Polres Pringsewu Ingatkan Warga Hindari Petasan Hingga Perang Sarung Selama Ramadan
--
PRINGSEWU,RADARTANGGAMUS.CO.ID--Menjelang datangnya bulan suci Ramadan 1447 Hijriyah, suasana di berbagai sudut Kabupaten Pringsewu biasanya mulai terasa berbeda.
Masjid dan musala bersiap menyambut jamaah tarawih, pedagang takjil mulai bermunculan, dan anak-anak menanti momen ngabuburit. Namun di balik semarak itu, aparat kepolisian mengingatkan agar euforia Ramadan tidak kebablasan hingga mengganggu ketertiban.
Polres Pringsewu mengimbau masyarakat untuk menghindari beragam aktivitas negatif yang kerap muncul saat Ramadan, mulai dari bermain petasan, perang sarung, balap liar, hingga konvoi kendaraan saat sahur.
Kegiatan tersebut dinilai tidak hanya membahayakan pelaku, tetapi juga mengancam keselamatan pengguna jalan lain dan mengusik kenyamanan warga.
BACA JUGA:IRT Penjual Gorengan di Sukoharjo Nekat Akhiri Hidup
BACA JUGA:Polres Pringsewu Ingatkan Warga Tidak Membeli Motor Bodong
Kapolres Pringsewu AKBP M. Yunnus Saputra mengatakan Ramadan seharusnya jadi momen untuk lebih tenang dan fokus beribadah.
“Silakan meramaikan Ramadan, tapi jangan berlebihan. Kalau sampai mengganggu orang lain atau membahayakan diri sendiri, itu yang kami tidak harapkan,” kata AKBP Yunnus pada Rabu (18/2/2026).

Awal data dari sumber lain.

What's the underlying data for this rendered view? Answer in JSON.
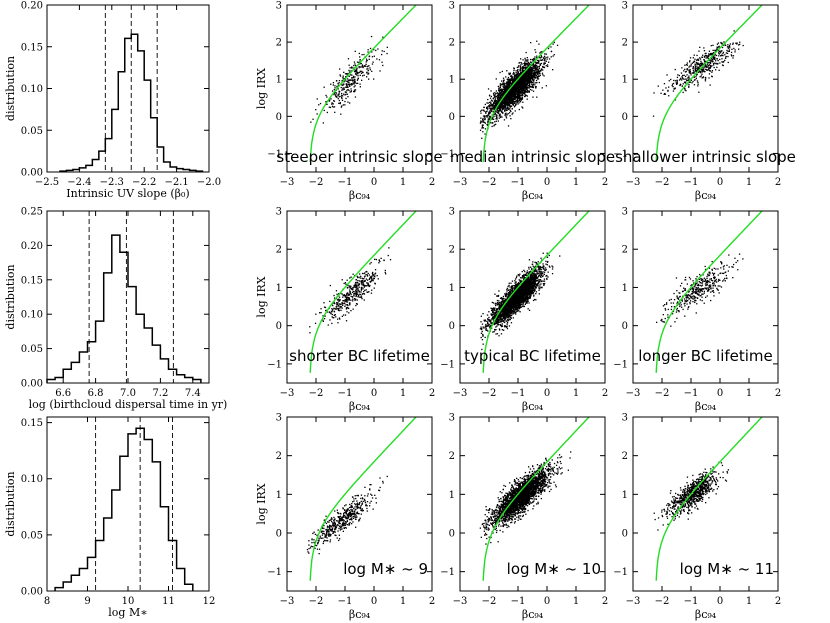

Ia mencontohkan, petasan sering dianggap sepele, padahal bisa menyebabkan luka bakar atau kebakaran. Begitu juga kebiasaan keliling sahur dengan pengeras suara yang terlalu keras hingga larut malam, yang kadang malah menimbulkan salah paham antarwarga.
Selama Ramadan nanti, polisi akan meningkatkan patroli, terutama setelah tarawih dan menjelang sahur. Polisi juga mengajak orang tua untuk ikut mengawasi anak-anaknya, karena banyak kegiatan berisiko justru dilakukan remaja saat jam-jam tersebut.
"Harapannya, Ramadan di Pringsewu bisa berjalan aman dan nyaman. Warga bisa beribadah dengan tenang, sementara tradisi Ramadan tetap terasa hangat tanpa harus diwarnai hal-hal yang merugikan,"pungkasnya.